2.1 Calculate PCA and LDA transformations to reduce the dimensionality of accelerometer data (e.g., using scikit-learn implementations). Before transformations downsample data from 100 Hz to 25 Hz (using scipy.signal.resample) to get 125x3 matrix of data for each 5 sec window. You should also standardize the values to zero mean and unit variance before the transformations. Using training dataset, fit PCA with 5-dimensional subspace (i.e., choosing the 5 largest principal components) and fit LDA with 5-dimensional subspace. Transform both train and test examples to this low-dimensional feature representation. Concatenate each sequence to single vector size of 3x(5+5).
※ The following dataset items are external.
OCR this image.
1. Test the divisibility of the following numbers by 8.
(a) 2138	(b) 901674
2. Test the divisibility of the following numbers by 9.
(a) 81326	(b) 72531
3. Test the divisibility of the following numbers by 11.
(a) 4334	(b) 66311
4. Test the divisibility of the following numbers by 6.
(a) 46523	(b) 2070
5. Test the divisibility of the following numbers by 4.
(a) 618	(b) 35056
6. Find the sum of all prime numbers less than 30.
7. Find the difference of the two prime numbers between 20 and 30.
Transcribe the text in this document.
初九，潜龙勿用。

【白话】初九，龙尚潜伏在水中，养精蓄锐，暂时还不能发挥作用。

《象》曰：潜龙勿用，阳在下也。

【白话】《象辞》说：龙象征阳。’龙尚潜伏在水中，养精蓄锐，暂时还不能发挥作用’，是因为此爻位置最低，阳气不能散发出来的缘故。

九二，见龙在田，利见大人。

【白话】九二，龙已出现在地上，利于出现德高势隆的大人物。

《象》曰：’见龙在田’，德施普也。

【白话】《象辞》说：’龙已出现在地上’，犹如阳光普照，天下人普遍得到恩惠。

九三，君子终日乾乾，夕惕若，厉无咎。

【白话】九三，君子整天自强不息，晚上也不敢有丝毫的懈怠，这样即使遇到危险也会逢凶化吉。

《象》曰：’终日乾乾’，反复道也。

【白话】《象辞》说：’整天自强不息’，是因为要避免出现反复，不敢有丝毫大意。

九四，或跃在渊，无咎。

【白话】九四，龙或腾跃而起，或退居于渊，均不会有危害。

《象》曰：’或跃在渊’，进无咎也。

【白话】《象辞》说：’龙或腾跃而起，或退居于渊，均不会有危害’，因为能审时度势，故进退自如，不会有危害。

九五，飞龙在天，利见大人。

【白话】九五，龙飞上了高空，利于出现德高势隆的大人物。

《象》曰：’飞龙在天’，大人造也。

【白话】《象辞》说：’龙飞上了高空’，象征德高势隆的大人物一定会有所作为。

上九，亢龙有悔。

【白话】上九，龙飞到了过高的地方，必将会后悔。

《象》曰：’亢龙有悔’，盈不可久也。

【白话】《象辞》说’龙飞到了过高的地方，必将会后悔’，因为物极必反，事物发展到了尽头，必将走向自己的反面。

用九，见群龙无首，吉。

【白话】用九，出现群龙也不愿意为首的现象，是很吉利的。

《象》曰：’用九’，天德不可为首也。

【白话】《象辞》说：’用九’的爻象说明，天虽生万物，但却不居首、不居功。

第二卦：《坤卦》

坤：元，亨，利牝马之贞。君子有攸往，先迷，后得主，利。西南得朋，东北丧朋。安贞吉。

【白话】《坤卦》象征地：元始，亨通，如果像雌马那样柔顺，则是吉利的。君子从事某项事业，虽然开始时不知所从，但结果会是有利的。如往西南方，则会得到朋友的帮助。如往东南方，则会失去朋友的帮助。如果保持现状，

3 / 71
Perform the fusion of PCA and LDA similar manner as presented in Lecture 3 (pages-19-20) using NN method. Evaluate the performance on testset. Show confusion matrix and F1 scores of the results.

In [7]:
from sklearn.metrics import accuracy_score,f1_score,confusion_matrix
def PCA_LDA_fusion(train,test,y_train):
    predicted_labels=[]
    for row in test:
#         print(train.shape)
#         print(train[:,0:3].shape)
        d=train[:,0:3]-row[0:3]
        D=train[:,3:6]-row[3:6]
#         print(d.shape)
        d=np.sum(d**2,axis=1)
        D=np.sum(D**2,axis=1)
        d=(d-np.amin(d))/(np.amax(d)-np.amin(d))
        D=(D-np.amin(D))/(np.amax(D)-np.amin(D))
        F=(d+D)/2
#         print(F)
        label_index=np.argmin(F)
        predicted_label=int(y_train[label_index])
        predicted_labels.append(predicted_label)
    return predicted_labels
        


In [8]:
        
predicted=PCA_LDA_fusion(pca_lda_train_acc,pca_lda_test_acc,y_train_acc)
# print(predicted)
# print(y_test_acc)
print("ACC:",accuracy_score(y_test_acc,predicted))
print("F1 score:",f1_score(y_test_acc,predicted,average=None))
confusion_matrix(y_test_acc,predicted)
# print(predicted)

ACC: 0.4782608695652174
F1 score: [0.20967742 0.4526749  0.36708861 0.72340426 0.51612903 0.69444444
 0.6056338  0.40174672]


array([[13,  7, 37,  0,  0,  0,  0, 28],
       [ 0, 55,  0,  0,  0,  0,  5, 24],
       [ 0, 28, 29,  0,  0,  0,  0, 29],
       [ 0,  0,  0, 34, 13,  0,  0,  0],
       [ 0,  0,  0, 13, 16,  3,  0,  1],
       [11, 29,  0,  0,  0, 50,  0,  0],
       [ 0, 29,  0,  0,  0,  0, 43, 16],
       [15, 11,  6,  0,  0,  1,  6, 46]])

In [9]:

print(x_train_cam.shape)

x_train_cam_p=preprocess(x_train_cam,resample=False)
x_test_cam_p=preprocess(x_test_cam,resample=False)
print("After processing",x_train_cam_p.shape)
pca_cam_1 = PCA(n_components=5)
pca_cam_2 = PCA(n_components=5)
pca_cam_3 = PCA(n_components=5)
pca_cam_4 = PCA(n_components=5)
pca_cam_5 = PCA(n_components=5)


lda_cam_1=LinearDiscriminantAnalysis(n_components=5)
lda_cam_2=LinearDiscriminantAnalysis(n_components=5)
lda_cam_3=LinearDiscriminantAnalysis(n_components=5)
lda_cam_4=LinearDiscriminantAnalysis(n_components=5)
lda_cam_5=LinearDiscriminantAnalysis(n_components=5)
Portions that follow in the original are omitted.